Imunisasi merupakan bentuk intervensi kesehatan yang sangat efektif dalam menurunkan angka kematian bayi dan balita. Dengan imunisasi, berbagai penyakit seperti TBC, Difteri, Pertusis, Tetanus, Hepatitis B, Polio mielitis, dan Campak dapat dicegah. Pentingnya pemberian imunisasi dapat dilihat dari banyaknya balita yang meninggal akibat penyakit yang dapat dicegah dengan imunusasi (PD3I).
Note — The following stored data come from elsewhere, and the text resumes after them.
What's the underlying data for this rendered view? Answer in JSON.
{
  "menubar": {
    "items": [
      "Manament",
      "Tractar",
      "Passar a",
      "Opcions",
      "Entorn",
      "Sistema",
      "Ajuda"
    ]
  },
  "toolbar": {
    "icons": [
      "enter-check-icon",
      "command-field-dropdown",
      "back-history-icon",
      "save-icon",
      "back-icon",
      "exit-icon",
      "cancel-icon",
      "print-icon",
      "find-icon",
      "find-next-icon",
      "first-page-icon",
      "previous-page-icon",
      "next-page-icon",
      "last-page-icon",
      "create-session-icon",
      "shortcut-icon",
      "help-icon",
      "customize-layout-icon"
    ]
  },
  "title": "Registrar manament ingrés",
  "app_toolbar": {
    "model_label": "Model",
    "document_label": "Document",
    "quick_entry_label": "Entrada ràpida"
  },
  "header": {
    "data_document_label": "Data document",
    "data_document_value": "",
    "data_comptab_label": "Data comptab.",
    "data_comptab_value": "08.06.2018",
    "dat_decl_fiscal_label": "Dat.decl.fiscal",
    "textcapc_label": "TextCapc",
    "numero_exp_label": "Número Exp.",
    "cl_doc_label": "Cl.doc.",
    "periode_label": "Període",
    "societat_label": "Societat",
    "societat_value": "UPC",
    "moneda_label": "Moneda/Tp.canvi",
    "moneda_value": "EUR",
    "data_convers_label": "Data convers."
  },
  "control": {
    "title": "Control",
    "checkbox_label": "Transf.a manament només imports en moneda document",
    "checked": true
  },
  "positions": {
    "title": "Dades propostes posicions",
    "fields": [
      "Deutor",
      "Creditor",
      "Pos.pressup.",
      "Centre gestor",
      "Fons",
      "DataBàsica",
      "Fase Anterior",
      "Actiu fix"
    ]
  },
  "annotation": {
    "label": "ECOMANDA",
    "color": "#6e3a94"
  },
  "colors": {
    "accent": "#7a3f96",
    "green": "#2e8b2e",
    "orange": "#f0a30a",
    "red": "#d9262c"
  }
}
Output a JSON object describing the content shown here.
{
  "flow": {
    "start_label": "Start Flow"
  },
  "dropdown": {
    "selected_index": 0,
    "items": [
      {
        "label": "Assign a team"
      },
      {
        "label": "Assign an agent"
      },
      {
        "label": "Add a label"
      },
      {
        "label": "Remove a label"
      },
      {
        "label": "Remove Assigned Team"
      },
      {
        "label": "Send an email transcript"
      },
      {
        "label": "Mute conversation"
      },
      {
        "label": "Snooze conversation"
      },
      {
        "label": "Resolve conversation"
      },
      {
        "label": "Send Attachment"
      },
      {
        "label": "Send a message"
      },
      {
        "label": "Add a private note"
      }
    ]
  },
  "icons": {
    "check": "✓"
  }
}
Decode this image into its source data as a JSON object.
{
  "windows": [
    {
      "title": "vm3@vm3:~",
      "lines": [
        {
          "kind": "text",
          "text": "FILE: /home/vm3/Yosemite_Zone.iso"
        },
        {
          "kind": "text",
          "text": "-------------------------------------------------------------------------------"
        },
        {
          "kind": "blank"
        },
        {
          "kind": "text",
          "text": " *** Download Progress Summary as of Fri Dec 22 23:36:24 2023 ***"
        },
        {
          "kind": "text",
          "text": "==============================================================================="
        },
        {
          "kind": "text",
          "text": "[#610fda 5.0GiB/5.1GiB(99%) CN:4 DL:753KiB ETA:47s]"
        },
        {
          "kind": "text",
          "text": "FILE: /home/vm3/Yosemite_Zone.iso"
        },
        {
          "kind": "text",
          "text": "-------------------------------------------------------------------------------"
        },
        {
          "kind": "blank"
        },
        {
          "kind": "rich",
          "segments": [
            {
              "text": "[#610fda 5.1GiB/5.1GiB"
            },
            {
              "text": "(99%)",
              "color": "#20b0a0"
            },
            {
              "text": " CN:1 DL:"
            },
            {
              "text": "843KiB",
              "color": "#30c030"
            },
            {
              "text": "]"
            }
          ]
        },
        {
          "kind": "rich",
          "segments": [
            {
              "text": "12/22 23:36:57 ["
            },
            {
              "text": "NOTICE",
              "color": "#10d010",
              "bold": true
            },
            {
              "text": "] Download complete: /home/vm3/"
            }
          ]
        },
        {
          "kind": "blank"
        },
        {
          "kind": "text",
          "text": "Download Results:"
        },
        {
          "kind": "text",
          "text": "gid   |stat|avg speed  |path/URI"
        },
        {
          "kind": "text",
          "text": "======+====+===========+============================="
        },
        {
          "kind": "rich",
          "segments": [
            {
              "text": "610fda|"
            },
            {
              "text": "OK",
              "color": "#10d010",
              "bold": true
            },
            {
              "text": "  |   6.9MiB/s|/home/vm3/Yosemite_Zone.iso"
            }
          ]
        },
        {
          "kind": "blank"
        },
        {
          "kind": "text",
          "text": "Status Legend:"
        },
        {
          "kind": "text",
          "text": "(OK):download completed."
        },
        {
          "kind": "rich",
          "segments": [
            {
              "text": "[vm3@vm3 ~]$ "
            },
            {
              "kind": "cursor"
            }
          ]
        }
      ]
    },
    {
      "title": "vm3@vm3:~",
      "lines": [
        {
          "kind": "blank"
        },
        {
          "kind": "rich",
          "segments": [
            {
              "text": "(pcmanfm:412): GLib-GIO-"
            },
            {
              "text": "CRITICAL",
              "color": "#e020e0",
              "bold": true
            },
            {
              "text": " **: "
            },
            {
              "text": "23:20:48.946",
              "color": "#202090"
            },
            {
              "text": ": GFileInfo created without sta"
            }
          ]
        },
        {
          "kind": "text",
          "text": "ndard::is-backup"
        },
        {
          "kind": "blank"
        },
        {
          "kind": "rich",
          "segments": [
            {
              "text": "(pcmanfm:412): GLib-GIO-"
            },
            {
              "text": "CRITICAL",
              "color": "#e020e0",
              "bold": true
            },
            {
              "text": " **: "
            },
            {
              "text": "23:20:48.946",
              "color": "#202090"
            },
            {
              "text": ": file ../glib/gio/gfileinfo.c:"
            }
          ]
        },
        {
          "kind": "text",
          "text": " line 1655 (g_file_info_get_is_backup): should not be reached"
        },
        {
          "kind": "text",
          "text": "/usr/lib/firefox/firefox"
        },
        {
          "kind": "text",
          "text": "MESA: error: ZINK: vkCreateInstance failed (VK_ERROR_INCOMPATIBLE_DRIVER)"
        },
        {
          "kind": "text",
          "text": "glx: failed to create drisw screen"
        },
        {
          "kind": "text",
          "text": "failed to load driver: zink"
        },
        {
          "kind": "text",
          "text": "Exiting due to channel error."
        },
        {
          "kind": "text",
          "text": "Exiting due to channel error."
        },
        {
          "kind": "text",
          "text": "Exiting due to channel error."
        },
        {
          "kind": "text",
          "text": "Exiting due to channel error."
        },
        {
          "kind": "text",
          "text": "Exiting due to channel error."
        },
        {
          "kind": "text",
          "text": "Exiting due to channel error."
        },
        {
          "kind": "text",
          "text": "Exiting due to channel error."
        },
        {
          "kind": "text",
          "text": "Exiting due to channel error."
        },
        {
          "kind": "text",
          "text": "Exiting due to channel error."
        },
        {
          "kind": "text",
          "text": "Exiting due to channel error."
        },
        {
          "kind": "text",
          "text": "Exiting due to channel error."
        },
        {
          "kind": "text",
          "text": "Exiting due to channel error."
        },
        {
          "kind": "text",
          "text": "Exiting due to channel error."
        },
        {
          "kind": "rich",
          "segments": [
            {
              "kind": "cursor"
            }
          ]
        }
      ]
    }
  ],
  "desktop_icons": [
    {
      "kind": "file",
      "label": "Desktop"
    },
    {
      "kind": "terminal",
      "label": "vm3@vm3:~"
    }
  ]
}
Oleh karena itu, untuk mencegah balita menderita beberapa penyakit yang berbahaya , imunisasi pada bayi dan balita harus lengkap dan diberikan sesuai jadwal.

B.  Tujuan Imunisasi
Berikut ini adalah beberapa tujuan dari pemberian imunisasi :
1.     Untuk mencegah terjadinya penyakit tertentu pada seseorang dan menghilangkan penyakit tertentu pada sekelompok masyarakat (populasi) atau bahkan mneghilangkan penyakit tertentu dari dunia
2.     Apabila terjadi penyakit tidak akan terlalu parah dan dapat mencegah gejala yang dapat menimbulkan cacat atau kematian
3.     Melindungi seseorang terhadap penyakit tertentu (intermediate goal)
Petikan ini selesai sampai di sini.